Going Without

The GOP’s Hunger Games: More Food Stamp Cuts for the Holidays?

With needy families already feeling the sting of cuts to food stamps, outrage is growing over a Republican push to slash even more from the program, just in time for the holiday season.

Michael S. Williamson/The Washington Post/Getty

Republican lawmakers are on the defensive as the country heads into the holiday season, with cutbacks in food stamps stressing needy families while Congress debates how much more to cut from the Supplemental Nutrition Assistance Program (SNAP). “Which of your constituents do you think should go hungry?” asks a holiday card electronically delivered to members of Congress this week. It points out that the proposed cuts mean “less food and more hunger for millions of low income seniors, veterans, working families with children and disabled Americans.”

At the same time, assistance to farmers, traditionally coupled in the same bill with SNAP, appears to be weathering the GOP’s budget-cutting knife just fine. “The one who is unwilling to work shall not eat,” said Rep. Stephen Fincher (R-TN), invoking the Bible to explain his vote earlier this year to cut food stamps while calling for increased crop subsidies for farmers. His family farm received more than $3.5 million in federal money over the years, making him the poster boy for 33 members of Congress who voted to cut food stamps, a program that helps the least among us, while having no qualms about accepting federal largesse for their farm businesses.

Twenty percent of Fincher’s constituents are on the SNAP program, says Jim Weill, president of Food Research and Action Center, which launched the website with the holiday greeting designed to trigger guilt over who is left behind during these days of plenty. Weill recalls the language of his college days to explain the easy passage of farm subsidies and the mounting resistance to SNAP. The farm part of the bill is “distributional,” he says; food stamps are “re-distributional,” a concept that is toxic in American politics.

Republicans who rail against big government have SNAP in their target sights because of the program’s growth in just the last few years. In 2006, 25 million people were on food stamps, and at the end of last year, the number was 47 million; now it’s 48 million, almost a doubling in seven years. Republicans see those numbers and assume there must be waste, fraud, and abuse. Democrats attribute the growth to the weak economy and more people needing assistance. One in four are not in the program even though they’re qualified.

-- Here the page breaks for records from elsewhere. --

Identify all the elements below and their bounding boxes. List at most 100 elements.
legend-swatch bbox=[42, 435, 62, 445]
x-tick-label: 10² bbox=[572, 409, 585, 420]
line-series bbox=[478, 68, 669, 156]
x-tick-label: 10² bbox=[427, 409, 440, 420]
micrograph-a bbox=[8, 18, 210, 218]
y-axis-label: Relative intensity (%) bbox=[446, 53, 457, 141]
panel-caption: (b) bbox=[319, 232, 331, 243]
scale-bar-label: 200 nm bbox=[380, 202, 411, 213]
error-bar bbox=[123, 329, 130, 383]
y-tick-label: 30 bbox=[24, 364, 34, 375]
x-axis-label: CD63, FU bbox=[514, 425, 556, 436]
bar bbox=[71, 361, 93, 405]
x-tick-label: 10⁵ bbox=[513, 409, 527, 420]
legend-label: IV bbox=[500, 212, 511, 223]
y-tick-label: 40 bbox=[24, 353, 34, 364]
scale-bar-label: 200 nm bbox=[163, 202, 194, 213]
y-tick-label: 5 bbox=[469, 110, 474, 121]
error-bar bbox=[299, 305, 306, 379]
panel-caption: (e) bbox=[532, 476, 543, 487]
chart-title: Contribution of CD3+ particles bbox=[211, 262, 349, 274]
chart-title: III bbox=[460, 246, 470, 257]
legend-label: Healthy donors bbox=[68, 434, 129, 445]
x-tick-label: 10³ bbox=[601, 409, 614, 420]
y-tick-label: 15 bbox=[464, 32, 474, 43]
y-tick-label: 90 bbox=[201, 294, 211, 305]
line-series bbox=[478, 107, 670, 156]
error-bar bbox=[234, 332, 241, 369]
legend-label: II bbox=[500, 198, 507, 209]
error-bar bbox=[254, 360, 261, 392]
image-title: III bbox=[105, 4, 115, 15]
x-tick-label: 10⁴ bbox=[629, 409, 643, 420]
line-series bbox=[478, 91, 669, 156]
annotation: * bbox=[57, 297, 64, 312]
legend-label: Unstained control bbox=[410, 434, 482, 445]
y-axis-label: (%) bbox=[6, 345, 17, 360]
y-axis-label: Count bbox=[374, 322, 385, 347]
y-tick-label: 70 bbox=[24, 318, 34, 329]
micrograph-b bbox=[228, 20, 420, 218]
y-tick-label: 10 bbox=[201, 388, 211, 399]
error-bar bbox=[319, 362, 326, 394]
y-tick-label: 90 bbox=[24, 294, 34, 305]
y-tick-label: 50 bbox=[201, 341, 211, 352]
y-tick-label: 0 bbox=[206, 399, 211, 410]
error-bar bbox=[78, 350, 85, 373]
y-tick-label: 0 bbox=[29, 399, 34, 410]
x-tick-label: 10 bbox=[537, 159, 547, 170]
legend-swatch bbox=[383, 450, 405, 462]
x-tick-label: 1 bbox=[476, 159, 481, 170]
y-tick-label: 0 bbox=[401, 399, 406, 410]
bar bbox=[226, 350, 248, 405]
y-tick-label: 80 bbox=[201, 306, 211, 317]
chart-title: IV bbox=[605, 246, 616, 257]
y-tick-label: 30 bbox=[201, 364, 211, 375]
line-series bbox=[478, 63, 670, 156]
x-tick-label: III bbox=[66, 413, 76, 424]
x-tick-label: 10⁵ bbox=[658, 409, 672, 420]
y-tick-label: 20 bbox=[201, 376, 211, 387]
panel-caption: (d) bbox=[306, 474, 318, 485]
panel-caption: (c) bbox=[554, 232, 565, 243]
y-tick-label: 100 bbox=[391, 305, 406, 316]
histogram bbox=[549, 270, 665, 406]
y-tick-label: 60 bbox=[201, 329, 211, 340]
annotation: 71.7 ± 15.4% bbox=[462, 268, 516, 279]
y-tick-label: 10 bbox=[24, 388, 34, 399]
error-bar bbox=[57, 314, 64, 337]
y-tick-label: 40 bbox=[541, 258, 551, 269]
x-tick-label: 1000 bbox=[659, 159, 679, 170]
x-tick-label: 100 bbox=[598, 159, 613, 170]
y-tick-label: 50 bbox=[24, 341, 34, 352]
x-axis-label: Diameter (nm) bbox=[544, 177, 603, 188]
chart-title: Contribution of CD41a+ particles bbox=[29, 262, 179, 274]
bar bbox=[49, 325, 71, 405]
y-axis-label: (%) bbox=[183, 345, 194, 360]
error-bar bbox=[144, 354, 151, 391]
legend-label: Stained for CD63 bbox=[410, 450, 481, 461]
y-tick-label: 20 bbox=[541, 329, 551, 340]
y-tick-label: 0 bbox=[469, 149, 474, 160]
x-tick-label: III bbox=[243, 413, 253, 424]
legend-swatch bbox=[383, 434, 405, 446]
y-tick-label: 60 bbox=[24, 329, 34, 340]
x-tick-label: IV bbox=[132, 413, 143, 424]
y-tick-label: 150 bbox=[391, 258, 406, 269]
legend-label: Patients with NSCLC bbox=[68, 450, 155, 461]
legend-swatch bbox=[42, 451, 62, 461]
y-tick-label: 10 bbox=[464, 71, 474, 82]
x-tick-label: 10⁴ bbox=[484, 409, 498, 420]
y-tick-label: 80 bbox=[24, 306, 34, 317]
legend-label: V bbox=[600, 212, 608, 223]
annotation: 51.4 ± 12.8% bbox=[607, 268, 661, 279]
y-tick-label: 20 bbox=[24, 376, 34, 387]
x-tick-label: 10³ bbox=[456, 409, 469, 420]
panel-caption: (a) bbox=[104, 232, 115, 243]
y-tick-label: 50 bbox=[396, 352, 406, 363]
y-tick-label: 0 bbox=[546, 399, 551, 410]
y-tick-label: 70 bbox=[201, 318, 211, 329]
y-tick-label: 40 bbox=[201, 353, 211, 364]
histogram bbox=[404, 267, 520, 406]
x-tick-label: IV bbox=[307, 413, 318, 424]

Tamara Hinton, a senior staff member on the House Agriculture Committee, says Republicans have been wrongly pigeonholed as heartless for their efforts to reform SNAP. She points out that the reduction in SNAP benefits that took effect November 1 was part of President Obama’s stimulus package, which expired, and that the president had dipped into those funds twice to fund other initiatives, including the first lady’s healthy eating initiative. Obama promised to restore the funds in his budget, which he did, but his budget went nowhere on Capitol Hill.

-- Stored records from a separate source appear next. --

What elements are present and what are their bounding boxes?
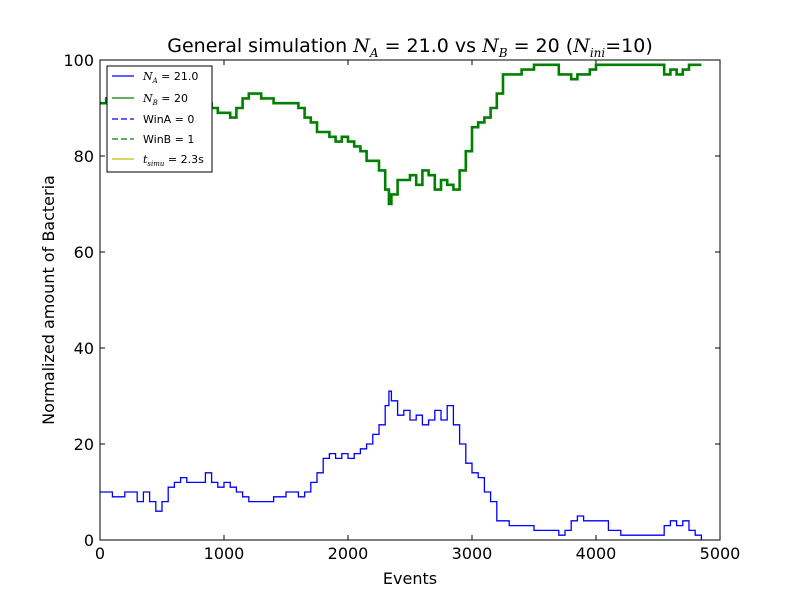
y-tick-label: 60 <box>74 243 94 262</box>
legend-label-nb: NB = 20 <box>142 92 188 107</box>
x-tick-label: 0 <box>95 544 105 563</box>
y-tick-label: 20 <box>74 435 94 454</box>
x-tick-label: 2000 <box>328 544 369 563</box>
legend-label-na: NA = 21.0 <box>142 70 198 85</box>
y-axis-label: Normalized amount of Bacteria <box>39 175 58 425</box>
legend: NA = 21.0 NB = 20 WinA = 0 WinB = 1 tsim… <box>107 66 212 172</box>
y-tick-label: 0 <box>84 531 94 550</box>
chart-title: General simulation NA = 21.0 vs NB = 20 … <box>167 35 652 60</box>
legend-label-wina: WinA = 0 <box>143 113 194 126</box>
y-tick-label: 100 <box>63 51 94 70</box>
x-tick-label: 4000 <box>576 544 617 563</box>
x-tick-label: 3000 <box>452 544 493 563</box>
x-tick-label: 5000 <box>700 544 741 563</box>
y-tick-label: 40 <box>74 339 94 358</box>
x-tick-label: 1000 <box>204 544 245 563</box>
legend-label-winb: WinB = 1 <box>143 133 194 146</box>
x-axis-label: Events <box>383 569 437 588</box>
y-tick-label: 80 <box>74 147 94 166</box>
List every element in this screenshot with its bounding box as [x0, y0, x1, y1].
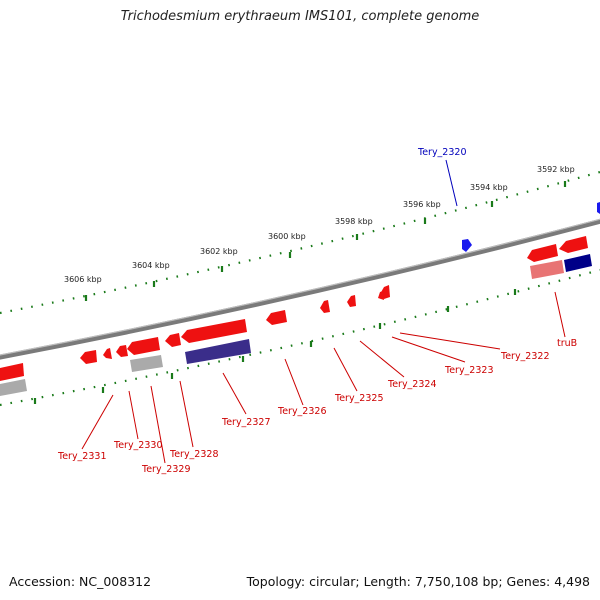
upper-scale-track	[0, 170, 600, 315]
feature-box-dark-blue[interactable]	[564, 254, 592, 272]
gene-label-tery-2331[interactable]: Tery_2331	[57, 451, 107, 462]
gene-label-tery-2323[interactable]: Tery_2323	[444, 365, 494, 376]
lower-scale-track	[0, 268, 600, 407]
leader-line-tery-2320	[445, 159, 458, 207]
gene-arrow-tery-2325[interactable]	[320, 300, 330, 313]
gene-label-tery-2324[interactable]: Tery_2324	[387, 379, 437, 390]
scale-labels: 3592 kbp 3594 kbp 3596 kbp 3598 kbp 3600…	[64, 165, 575, 284]
leader-line-tery-2324	[359, 340, 405, 378]
feature-box-pink[interactable]	[530, 260, 564, 279]
scale-label: 3602 kbp	[200, 247, 238, 256]
gene-arrow-tery-2320[interactable]	[462, 239, 472, 252]
map-title: Trichodesmium erythraeum IMS101, complet…	[120, 9, 480, 24]
gene-arrow-tery-2327[interactable]	[181, 319, 247, 343]
leader-line-tery-2323	[391, 336, 466, 363]
scale-label: 3598 kbp	[335, 217, 373, 226]
scale-label: 3600 kbp	[268, 232, 306, 241]
leader-line-tery-2329	[150, 385, 166, 464]
upper-major-ticks	[84, 181, 567, 301]
leader-line-tery-2326	[284, 358, 304, 406]
genome-backbone	[0, 218, 600, 360]
gene-arrow-tery-2323[interactable]	[378, 291, 384, 300]
leader-line-tery-2328	[179, 380, 194, 448]
leader-line-tery-2327	[222, 372, 247, 415]
gene-arrow-tery-2326[interactable]	[266, 310, 287, 325]
leader-line-tery-2322	[399, 332, 501, 350]
leader-line-tery-2330	[128, 390, 139, 440]
gene-arrow-trub[interactable]	[527, 244, 558, 262]
gene-labels: Tery_2320 truB Tery_2322 Tery_2323 Tery_…	[57, 147, 577, 475]
gene-arrow-tery-2328[interactable]	[165, 333, 181, 347]
gene-label-trub[interactable]: truB	[557, 338, 577, 349]
leader-line-tery-2325	[333, 347, 358, 392]
genome-backbone-highlight	[0, 218, 600, 356]
gene-label-tery-2329[interactable]: Tery_2329	[141, 464, 191, 475]
gene-arrow-tery-2324[interactable]	[347, 295, 356, 307]
scale-label: 3592 kbp	[537, 165, 575, 174]
scale-label: 3606 kbp	[64, 275, 102, 284]
gene-arrow-tery-2331[interactable]	[80, 350, 97, 364]
gene-arrow-left-edge[interactable]	[0, 363, 24, 381]
gene-arrow-partial-blue[interactable]	[597, 202, 600, 214]
gene-label-tery-2330[interactable]: Tery_2330	[113, 440, 163, 451]
gene-arrows-reverse	[0, 236, 588, 381]
gene-label-tery-2325[interactable]: Tery_2325	[334, 393, 384, 404]
leader-lines	[81, 159, 566, 464]
gene-arrow-tery-2329[interactable]	[127, 337, 160, 355]
gene-label-tery-2326[interactable]: Tery_2326	[277, 406, 327, 417]
scale-label: 3604 kbp	[132, 261, 170, 270]
gene-arrow-right-edge[interactable]	[559, 236, 588, 253]
leader-line-tery-2331	[81, 394, 114, 450]
gene-label-tery-2320[interactable]: Tery_2320	[417, 147, 467, 158]
accession-text: Accession: NC_008312	[9, 574, 152, 589]
gene-label-tery-2327[interactable]: Tery_2327	[221, 417, 271, 428]
gene-label-tery-2322[interactable]: Tery_2322	[500, 351, 550, 362]
feature-box-rna[interactable]	[185, 339, 251, 364]
feature-box-grey-1[interactable]	[130, 355, 163, 372]
scale-label: 3594 kbp	[470, 183, 508, 192]
scale-label: 3596 kbp	[403, 200, 441, 209]
gene-label-tery-2328[interactable]: Tery_2328	[169, 449, 219, 460]
feature-track-secondary	[0, 254, 592, 396]
gene-arrow-tery-2330b[interactable]	[103, 348, 112, 359]
leader-line-trub	[554, 291, 566, 338]
genome-summary-text: Topology: circular; Length: 7,750,108 bp…	[246, 574, 590, 589]
feature-box-grey-2[interactable]	[0, 379, 27, 396]
lower-major-ticks	[33, 289, 517, 404]
gene-arrow-tery-2330a[interactable]	[116, 345, 128, 357]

It’s wrong to characterize Republican efforts to reform SNAP as kicking people off food stamps, says Hinton: “They’re not being kicked off. They no longer qualify.” Republicans want stricter work requirements for able-bodied men in particular; Democrats counter that the jobs aren’t there in a weak economy and that the working poor need food assistance because wages are low.

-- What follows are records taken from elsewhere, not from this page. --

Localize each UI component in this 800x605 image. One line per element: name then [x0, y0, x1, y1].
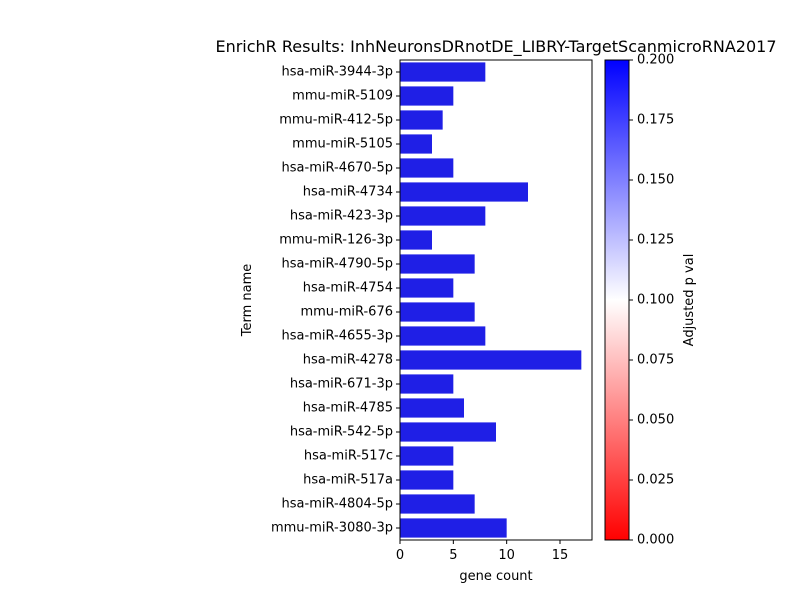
bar-hsa-miR-4670-5p	[400, 158, 454, 178]
y-tick-label: hsa-miR-4655-3p	[282, 329, 393, 344]
y-tick-label: mmu-miR-676	[300, 305, 393, 320]
y-tick-label: hsa-miR-3944-3p	[282, 65, 393, 80]
y-tick-label: hsa-miR-542-5p	[290, 425, 393, 440]
x-tick-label: 15	[552, 548, 569, 563]
y-tick-label: mmu-miR-126-3p	[279, 233, 393, 248]
x-tick-label: 5	[449, 548, 457, 563]
colorbar-tick-label: 0.100	[637, 293, 674, 308]
bar-mmu-miR-412-5p	[400, 110, 443, 130]
bar-hsa-miR-4785	[400, 398, 464, 418]
bars-group	[400, 62, 582, 538]
y-tick-label: hsa-miR-4785	[303, 401, 393, 416]
y-tick-label: mmu-miR-3080-3p	[271, 521, 393, 536]
bar-hsa-miR-4655-3p	[400, 326, 486, 346]
bar-hsa-miR-4790-5p	[400, 254, 475, 274]
colorbar-ticks: 0.000 0.025 0.050 0.075 0.100 0.125 0.150 0.175…	[629, 53, 674, 548]
bar-mmu-miR-3080-3p	[400, 518, 507, 538]
y-tick-label: mmu-miR-5105	[292, 137, 393, 152]
y-tick-label: hsa-miR-423-3p	[290, 209, 393, 224]
y-tick-label: hsa-miR-517a	[303, 473, 393, 488]
colorbar-tick-label: 0.075	[637, 353, 674, 368]
colorbar-tick-label: 0.025	[637, 473, 674, 488]
chart-title: EnrichR Results: InhNeuronsDRnotDE_LIBRY…	[215, 37, 776, 57]
y-tick-label: hsa-miR-4790-5p	[282, 257, 393, 272]
colorbar-tick-label: 0.125	[637, 233, 674, 248]
bar-hsa-miR-517c	[400, 446, 454, 466]
colorbar-label: Adjusted p val	[682, 254, 697, 347]
colorbar-tick-label: 0.050	[637, 413, 674, 428]
x-tick-label: 0	[396, 548, 404, 563]
colorbar-tick-label: 0.200	[637, 53, 674, 68]
x-axis-label: gene count	[459, 569, 532, 584]
y-tick-label: hsa-miR-4804-5p	[282, 497, 393, 512]
y-tick-label: hsa-miR-671-3p	[290, 377, 393, 392]
bar-hsa-miR-423-3p	[400, 206, 486, 226]
bar-mmu-miR-5105	[400, 134, 432, 154]
colorbar	[604, 59, 630, 541]
y-axis-label: Term name	[240, 264, 255, 338]
y-tick-label: mmu-miR-412-5p	[279, 113, 393, 128]
bar-hsa-miR-671-3p	[400, 374, 454, 394]
x-tick-label: 10	[498, 548, 515, 563]
bar-hsa-miR-542-5p	[400, 422, 496, 442]
bar-hsa-miR-517a	[400, 470, 454, 490]
bar-hsa-miR-4734	[400, 182, 528, 202]
bar-mmu-miR-126-3p	[400, 230, 432, 250]
y-tick-labels: hsa-miR-3944-3p mmu-miR-5109 mmu-miR-412-5…	[271, 65, 400, 536]
colorbar-tick-label: 0.175	[637, 113, 674, 128]
y-tick-label: mmu-miR-5109	[292, 89, 393, 104]
plot-frame	[399, 59, 593, 541]
y-tick-label: hsa-miR-517c	[304, 449, 393, 464]
bar-mmu-miR-5109	[400, 86, 454, 106]
bar-hsa-miR-3944-3p	[400, 62, 486, 82]
colorbar-tick-label: 0.000	[637, 533, 674, 548]
bar-mmu-miR-676	[400, 302, 475, 322]
y-tick-label: hsa-miR-4734	[303, 185, 393, 200]
bar-hsa-miR-4754	[400, 278, 454, 298]
y-tick-label: hsa-miR-4670-5p	[282, 161, 393, 176]
y-tick-label: hsa-miR-4278	[303, 353, 393, 368]
x-ticks: 0 5 10 15	[396, 540, 568, 563]
bar-hsa-miR-4804-5p	[400, 494, 475, 514]
colorbar-tick-label: 0.150	[637, 173, 674, 188]
bar-hsa-miR-4278	[400, 350, 582, 370]
y-tick-label: hsa-miR-4754	[303, 281, 393, 296]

Senate Democrats tightened requirements to save $4 billion over 10 years. House Republican reforms would save $39 billion over 10 years. House and Senate leaders known as the Big Four, the chairs and ranking members of the Agricultural committees, are working to resolve that and other discrepancies in an effort to win passage of a farm bill with SNAP benefits by December 13, when the House recesses for the holiday.

Meanwhile, in the real world, a family of four is heading into the “pain point” of the month where they will have $36 less for groceries on their electronic SNAP card, says Nancy Roman, president and CEO of the Capital Area Food Bank. “We don’t want to see SNAP cut,” she says. “People at the bottom of the pyramid don’t have enough to eat, and we do need to be subsidizing food.” Roman says she hopes that once lawmakers get past the current impasse they will address what she calls “urban hunger,” where obesity and malnutrition exist side by side and incentives are needed for people to make healthier food choices.

For now, though, as lawmakers sift through the numbers and the partisan disagreements, New York Gov. Andrew Cuomo has taken matters into his own hands to announce $4.5 million in emergency food assistance grants to help food banks, churches, and charities cope with the spike in need prompted by the reduction in SNAP benefits. For those on the front lines working with people in need, the notion that more cuts could be coming seems incomprehensible. “It’s outrageous they’re still considering $4 to $8 to $10 billion cuts in the conference committee,” says Weill. “That will create real hardship.” And more cuts could create real political problems for Republicans if they head home for the holidays without passing a farm bill, or worse, pass one that worsens the food insecurity of millions.